31 Aralık 2013 Salı

Pandora'nın Kutusunda Ne Vardı?

İcat tanrıçası olan Pandora, "Promethus'un günahlarını cezalandırmak üzere Zeus tarafından dünyaya gönderilmiş" idi. Hesiodos, İşler ve Günler adlı kitabında Pandora'yı, "bütün tanrıların en acı armağanı" olarak tarif etmişti; çünkü o içinde yeni meraklar bulunan kutusunu her açtığında insanlar arasına acılar ve kötülükler saçılıyordu. Denebilir ki, insan eliyle yapılan şeyler üzerinde yükselen kültür, sürekli olarak kendine zarar vermeyi göze alır.

Bir mühendis yada maddi şeylerin imalatçısı herhangi bir kimse yani bir şeyler yapan insanlar, genellikle ne yapmakta olduklarını anlamazlar.

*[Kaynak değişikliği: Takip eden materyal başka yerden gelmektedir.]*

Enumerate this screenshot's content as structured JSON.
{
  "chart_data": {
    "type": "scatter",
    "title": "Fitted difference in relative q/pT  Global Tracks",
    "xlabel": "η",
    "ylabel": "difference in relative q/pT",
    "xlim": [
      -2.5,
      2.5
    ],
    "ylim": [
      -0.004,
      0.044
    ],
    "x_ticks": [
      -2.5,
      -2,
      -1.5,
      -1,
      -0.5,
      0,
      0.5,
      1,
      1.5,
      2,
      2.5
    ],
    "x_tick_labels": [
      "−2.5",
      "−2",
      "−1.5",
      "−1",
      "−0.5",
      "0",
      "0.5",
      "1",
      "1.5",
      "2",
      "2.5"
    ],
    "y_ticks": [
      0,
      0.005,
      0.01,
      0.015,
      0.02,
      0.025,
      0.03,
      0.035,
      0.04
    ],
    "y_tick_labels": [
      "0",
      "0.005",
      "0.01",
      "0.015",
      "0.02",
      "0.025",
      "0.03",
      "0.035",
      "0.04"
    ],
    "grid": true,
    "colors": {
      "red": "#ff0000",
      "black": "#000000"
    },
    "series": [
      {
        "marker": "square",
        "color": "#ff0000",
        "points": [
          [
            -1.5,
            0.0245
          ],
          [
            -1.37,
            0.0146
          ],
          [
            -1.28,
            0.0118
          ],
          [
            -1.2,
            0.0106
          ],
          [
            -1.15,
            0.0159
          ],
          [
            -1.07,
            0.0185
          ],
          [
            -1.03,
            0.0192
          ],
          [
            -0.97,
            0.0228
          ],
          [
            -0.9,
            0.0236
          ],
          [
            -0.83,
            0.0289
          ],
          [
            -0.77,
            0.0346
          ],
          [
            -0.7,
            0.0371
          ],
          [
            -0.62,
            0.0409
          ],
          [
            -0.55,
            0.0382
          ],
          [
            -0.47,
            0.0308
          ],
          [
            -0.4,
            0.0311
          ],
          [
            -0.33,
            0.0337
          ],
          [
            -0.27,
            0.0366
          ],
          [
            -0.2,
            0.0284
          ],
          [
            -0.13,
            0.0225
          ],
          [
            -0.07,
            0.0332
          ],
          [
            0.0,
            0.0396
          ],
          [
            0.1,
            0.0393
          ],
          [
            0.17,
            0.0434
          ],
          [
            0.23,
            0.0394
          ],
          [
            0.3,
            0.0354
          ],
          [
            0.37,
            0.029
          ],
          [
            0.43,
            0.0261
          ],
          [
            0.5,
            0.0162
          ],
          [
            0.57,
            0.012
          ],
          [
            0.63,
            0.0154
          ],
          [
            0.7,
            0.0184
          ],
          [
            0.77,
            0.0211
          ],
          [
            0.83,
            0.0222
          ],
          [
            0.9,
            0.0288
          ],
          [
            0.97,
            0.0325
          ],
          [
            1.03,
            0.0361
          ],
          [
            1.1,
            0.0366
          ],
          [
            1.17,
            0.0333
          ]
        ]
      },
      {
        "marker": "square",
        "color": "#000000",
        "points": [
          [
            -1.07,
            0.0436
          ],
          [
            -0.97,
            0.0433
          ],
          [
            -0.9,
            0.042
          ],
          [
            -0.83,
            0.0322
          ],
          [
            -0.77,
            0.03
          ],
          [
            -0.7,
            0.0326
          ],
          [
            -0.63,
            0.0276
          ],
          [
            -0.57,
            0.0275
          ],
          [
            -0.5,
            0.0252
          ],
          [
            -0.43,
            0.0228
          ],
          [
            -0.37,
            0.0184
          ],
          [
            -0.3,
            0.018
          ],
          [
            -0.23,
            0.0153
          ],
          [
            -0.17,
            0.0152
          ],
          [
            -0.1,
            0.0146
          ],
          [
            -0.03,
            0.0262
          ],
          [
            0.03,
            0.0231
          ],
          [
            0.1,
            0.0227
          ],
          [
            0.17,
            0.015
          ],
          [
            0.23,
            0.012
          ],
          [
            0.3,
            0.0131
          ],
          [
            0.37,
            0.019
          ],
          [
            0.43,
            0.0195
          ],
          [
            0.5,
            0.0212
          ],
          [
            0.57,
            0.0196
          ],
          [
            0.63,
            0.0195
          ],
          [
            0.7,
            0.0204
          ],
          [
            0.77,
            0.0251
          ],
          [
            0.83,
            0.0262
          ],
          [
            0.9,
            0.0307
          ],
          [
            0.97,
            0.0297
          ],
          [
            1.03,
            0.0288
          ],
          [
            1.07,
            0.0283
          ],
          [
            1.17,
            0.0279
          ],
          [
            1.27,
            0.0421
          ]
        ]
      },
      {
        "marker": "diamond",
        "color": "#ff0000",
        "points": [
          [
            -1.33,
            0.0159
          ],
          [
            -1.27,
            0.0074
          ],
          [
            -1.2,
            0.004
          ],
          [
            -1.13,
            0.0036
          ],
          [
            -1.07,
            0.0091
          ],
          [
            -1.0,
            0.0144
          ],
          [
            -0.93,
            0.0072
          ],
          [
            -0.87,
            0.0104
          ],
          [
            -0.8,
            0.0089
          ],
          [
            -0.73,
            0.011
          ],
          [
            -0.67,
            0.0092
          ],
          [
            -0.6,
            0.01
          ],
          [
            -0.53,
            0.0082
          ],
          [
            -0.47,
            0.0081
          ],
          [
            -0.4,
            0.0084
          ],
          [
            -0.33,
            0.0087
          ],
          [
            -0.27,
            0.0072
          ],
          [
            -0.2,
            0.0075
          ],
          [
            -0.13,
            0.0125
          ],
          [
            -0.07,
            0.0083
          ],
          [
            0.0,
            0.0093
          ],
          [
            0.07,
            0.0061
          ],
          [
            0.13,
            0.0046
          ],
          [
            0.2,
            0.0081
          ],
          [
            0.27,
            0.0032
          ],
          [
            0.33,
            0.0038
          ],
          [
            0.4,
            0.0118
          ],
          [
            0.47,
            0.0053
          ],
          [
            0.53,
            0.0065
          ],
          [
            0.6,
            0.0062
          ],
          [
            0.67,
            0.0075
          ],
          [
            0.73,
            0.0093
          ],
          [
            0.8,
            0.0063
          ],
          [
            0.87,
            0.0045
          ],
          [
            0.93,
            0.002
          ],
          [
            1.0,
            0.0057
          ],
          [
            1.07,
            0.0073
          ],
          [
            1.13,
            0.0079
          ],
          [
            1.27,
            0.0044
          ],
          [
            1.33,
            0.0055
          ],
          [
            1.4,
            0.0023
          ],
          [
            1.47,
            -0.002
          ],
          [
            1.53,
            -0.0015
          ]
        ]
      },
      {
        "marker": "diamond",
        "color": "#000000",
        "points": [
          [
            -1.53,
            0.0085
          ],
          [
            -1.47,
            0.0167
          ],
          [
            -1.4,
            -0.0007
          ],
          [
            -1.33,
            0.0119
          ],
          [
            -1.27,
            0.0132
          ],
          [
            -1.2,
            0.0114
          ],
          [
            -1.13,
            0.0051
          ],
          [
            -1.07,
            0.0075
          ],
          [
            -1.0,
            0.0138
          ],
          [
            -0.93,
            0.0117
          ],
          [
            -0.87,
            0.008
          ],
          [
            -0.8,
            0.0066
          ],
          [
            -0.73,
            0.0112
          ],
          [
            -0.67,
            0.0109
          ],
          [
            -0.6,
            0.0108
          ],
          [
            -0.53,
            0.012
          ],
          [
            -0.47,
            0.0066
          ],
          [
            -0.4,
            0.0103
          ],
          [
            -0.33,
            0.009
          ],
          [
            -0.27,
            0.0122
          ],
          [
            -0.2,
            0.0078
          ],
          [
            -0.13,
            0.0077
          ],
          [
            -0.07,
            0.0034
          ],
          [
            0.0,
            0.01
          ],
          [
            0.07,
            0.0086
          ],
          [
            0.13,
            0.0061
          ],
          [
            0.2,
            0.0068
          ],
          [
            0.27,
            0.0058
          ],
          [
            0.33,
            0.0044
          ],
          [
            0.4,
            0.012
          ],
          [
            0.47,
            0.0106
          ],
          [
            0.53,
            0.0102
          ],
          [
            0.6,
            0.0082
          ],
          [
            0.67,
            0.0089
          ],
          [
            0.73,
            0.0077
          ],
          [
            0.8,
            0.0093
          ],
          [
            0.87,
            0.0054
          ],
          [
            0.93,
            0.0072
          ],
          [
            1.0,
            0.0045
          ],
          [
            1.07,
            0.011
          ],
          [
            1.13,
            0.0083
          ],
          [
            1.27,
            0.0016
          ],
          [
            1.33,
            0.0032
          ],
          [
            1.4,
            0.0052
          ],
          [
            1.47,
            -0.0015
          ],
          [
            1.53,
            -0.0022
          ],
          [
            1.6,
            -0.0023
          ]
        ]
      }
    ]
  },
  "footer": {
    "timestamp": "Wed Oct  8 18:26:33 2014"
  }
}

Bu konuda uç bir örnek vermek gerekirse ilk atom bombasının üretildiği Los Alamos projesinin yöneticisi Robert Oppenheimer'ın günlüğünde yer alan şu itirafla kendini ikna ettiğini görürüz: "Teknik olarak cazip bir şey gördüğünüzde, onu yapmaya koyulursunuz ve neyi yaptığınız hakkında ise ancak teknik başarıyı elde ettikten sonra tartışırsınız. İşte atom bombası hakkında olan biten de böyleydi."

Yukarıdaki iki paragraf Richard Sennett'in "Zanaatkar" adlı eserinden alınmıştır. Her ne kadar atom bombası örneğinde yapılmaya çalışılan işin ne tür sonuçlar doğurabileceği çok daha net olsa da çoğu zaman teknik insanlar yeni bir icat üzerinde çalışırken duydukları heyecan nedeniyle yaptıklarının yaygın kullanılması halinde doğacak sosyal sonuçlar hakkında çok fazla kafa yormazlar.

Bu satırları okuduktan sonra eski insanların "başımıza icat çıkarma" diyerek yeniliklere direnmesi biraz daha anlam kazandı benim için. Oysa günümüzde "bilimsel", "ekonomik" vb kavramlar gibi "inovasyon" kavramı da neredeyse tabulaşmak üzere. Acaba teknolojiyi bu kadar yüceltirken Pandora'nın kutusunu mu karıştırıyoruz?